The project, dubbed the Billion Trillion Dollar Map, “will unlock the true worth of Africa’s mineral endowment,” Tom Butler, mining specialist at the Bank’s private finance arm, the International Finance Corp, said yesterday.
Speaking in Cape Town, South Africa, Butler said most of Africa’s subsoil resources have not been surveyed.
Doing so, in a public way, would be useful to policy makers, investors and the public, helping to boost development, he said, according to prepared remarks.
“There is yet an enormous amount of wealth left to discover,” he said.
“Coupled with in-country training and institutional support, and the work of exploration companies, this initiative will unlock the true worth of Africa’s mineral endowment.”
The World Bank , which calls accessible data on resources a “public good”, said it has already invested over $200 million in developing geological data for Africa over the past 10 years.
Currently, it is supporting a comprehensive airborne geological survey of the entire country of Malawi.
The World Bank will be using satellites and airborne surveys to fill geological gaps across the continent where a lack of adequate data hampers mining investments.
Mining companies and governments from sub-Saharan Africa who have expressed interest, a senior bank official told Reuters on Wednesday.
“Times are tough, so the mining companies are counting their pennies, but there is a lot of interest because it is exactly when commodity prices are low and the companies are reducing their investment budgets that having the information to guide their priorities is valuable,” said Paulo de Sa, senior manager at the World Bank’s mining unit.
De Sa met with 10 mining companies on the sidelines of an African mining conference, including Rio Tinto and Ivanhoe Mines, who were interested in the fund.
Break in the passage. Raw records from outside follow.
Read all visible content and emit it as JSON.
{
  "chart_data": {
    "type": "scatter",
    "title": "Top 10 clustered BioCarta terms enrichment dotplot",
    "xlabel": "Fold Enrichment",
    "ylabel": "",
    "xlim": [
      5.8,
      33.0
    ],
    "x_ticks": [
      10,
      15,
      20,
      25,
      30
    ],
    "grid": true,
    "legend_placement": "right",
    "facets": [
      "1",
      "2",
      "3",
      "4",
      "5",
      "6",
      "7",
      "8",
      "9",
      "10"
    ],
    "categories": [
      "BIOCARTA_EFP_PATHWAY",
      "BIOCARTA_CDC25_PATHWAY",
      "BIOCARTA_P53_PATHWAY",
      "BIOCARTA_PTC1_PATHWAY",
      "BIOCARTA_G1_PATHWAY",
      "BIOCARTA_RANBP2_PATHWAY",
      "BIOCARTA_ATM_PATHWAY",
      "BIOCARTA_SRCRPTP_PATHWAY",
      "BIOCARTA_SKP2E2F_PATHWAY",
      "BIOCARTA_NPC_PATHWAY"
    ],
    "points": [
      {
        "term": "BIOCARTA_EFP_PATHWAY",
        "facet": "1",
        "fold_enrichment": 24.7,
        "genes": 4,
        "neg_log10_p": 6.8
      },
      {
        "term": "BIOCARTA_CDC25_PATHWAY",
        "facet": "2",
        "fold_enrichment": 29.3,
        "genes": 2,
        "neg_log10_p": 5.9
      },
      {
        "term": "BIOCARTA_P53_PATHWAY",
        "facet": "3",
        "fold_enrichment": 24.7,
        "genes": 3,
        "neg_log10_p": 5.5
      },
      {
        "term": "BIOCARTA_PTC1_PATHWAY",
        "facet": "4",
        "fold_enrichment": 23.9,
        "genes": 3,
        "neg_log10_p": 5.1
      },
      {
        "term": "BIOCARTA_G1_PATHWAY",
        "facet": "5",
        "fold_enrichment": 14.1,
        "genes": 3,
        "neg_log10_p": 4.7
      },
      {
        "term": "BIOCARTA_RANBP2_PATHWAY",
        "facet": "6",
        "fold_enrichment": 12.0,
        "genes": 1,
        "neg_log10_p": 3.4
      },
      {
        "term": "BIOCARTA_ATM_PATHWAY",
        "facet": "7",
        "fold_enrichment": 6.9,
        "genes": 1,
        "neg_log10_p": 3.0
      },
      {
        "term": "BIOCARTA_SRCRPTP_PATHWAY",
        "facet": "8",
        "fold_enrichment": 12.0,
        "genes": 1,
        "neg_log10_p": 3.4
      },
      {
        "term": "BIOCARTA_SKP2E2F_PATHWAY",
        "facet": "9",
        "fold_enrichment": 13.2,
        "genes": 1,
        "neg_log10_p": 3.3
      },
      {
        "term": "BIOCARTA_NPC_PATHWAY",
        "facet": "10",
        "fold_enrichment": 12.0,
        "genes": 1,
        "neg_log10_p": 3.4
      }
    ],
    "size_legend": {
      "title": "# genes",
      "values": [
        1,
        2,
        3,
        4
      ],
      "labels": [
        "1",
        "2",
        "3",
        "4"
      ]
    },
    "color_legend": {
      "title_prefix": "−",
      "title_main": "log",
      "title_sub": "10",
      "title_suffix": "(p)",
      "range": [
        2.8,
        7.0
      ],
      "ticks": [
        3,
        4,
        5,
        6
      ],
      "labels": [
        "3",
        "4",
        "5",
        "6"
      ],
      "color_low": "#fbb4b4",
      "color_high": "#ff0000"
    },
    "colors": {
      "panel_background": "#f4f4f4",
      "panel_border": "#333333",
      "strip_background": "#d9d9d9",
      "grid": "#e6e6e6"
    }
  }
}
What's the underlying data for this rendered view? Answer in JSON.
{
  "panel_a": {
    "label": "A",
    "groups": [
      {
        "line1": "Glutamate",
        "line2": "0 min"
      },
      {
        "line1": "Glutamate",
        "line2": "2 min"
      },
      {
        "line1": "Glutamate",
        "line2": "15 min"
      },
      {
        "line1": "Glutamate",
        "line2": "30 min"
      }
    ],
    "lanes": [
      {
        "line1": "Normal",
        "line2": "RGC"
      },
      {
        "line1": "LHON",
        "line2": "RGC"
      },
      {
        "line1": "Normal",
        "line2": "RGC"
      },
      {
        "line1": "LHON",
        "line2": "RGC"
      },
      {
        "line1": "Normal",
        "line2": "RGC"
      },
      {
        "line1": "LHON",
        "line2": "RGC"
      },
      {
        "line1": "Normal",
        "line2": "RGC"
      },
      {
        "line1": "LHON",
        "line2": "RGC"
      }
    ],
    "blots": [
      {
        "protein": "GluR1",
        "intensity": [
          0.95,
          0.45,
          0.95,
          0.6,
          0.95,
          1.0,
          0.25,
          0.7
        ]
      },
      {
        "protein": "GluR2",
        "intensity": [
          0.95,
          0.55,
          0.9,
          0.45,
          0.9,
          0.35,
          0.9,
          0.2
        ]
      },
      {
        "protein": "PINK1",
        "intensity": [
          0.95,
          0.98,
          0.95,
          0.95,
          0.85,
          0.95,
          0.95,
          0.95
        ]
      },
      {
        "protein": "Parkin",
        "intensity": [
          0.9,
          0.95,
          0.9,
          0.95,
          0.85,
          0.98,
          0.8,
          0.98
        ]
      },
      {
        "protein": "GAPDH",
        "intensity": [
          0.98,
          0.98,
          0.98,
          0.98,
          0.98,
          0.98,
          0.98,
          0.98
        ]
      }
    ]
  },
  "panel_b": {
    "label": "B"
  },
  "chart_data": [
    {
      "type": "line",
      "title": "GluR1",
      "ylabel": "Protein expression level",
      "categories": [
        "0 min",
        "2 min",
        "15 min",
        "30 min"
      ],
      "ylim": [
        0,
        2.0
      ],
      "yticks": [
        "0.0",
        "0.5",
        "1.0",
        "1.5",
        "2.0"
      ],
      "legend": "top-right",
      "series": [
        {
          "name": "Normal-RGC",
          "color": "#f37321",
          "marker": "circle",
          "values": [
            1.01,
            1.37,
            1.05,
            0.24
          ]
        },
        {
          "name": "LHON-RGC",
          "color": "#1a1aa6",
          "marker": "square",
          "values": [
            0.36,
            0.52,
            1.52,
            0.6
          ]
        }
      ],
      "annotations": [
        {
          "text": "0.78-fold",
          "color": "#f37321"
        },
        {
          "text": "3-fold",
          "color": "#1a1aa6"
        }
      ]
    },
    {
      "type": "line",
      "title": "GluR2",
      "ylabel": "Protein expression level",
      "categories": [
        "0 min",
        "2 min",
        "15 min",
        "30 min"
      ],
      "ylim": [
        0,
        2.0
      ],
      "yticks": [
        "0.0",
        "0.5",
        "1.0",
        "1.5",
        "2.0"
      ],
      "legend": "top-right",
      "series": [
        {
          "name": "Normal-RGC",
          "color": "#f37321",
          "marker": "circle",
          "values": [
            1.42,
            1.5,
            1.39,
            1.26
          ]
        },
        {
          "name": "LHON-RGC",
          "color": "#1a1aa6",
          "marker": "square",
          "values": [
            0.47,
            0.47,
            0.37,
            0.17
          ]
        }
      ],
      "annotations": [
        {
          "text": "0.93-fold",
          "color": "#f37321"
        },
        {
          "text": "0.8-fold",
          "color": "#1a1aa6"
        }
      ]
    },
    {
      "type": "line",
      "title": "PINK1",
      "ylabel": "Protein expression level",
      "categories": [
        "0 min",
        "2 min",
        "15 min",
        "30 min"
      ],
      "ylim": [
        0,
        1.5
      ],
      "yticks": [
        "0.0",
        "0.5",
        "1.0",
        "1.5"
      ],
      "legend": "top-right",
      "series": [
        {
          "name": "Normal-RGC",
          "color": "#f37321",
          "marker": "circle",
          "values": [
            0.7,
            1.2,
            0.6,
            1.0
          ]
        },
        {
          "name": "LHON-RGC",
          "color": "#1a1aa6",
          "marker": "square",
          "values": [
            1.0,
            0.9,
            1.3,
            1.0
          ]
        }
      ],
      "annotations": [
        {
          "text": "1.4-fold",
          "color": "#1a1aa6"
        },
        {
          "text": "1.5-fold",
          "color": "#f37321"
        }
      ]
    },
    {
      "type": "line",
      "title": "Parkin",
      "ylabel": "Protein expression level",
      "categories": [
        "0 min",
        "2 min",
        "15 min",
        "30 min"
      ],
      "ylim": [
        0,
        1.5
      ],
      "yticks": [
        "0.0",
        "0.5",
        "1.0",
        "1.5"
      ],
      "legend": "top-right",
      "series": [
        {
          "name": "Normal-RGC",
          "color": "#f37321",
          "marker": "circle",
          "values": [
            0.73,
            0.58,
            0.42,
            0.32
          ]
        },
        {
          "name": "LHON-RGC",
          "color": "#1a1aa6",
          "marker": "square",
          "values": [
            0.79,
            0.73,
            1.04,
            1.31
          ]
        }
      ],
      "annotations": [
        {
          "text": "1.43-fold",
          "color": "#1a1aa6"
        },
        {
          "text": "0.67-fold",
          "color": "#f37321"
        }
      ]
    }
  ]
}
Initially targeting southern and eastern Africa, De Sa said the fund would aim to collate existing data onto a single, digital platform that would be accessible to the public.
Besides helping to guide exploration investment, African governments could benefit by being able to negotiate better deals when handing concessions to mining companies, he said.
“If they know what they have in their territory, they are in a better position to fine-tune and calibrate the fiscal regime and mining laws,” De Sa said.
When Mozambique, for example, privatised its giant Moatize coal mine, it did not know the true potential of the coal basin until Brazilian miner Vale started exploration work.
De Sa said the bank, which has received expressions of interest from Malawi and Mozambique to assist with geological mapping, hoped to identify copper prospectivity in Zambia, Africa’s top producer of the metal.
“There is a lot more copper in Zambia than what is known, so we hope to identify the areas with more prospectivity and then the government will be able to attract more investment to areas because they know there will be a lot more certainty, a lot less risk,” he said.
The data could also be used by governments when planning infrastructure development or water resource allocations.
De Sa said the mapping fund hoped to unearth up to $1 trillion worth of new mineral resources on the continent.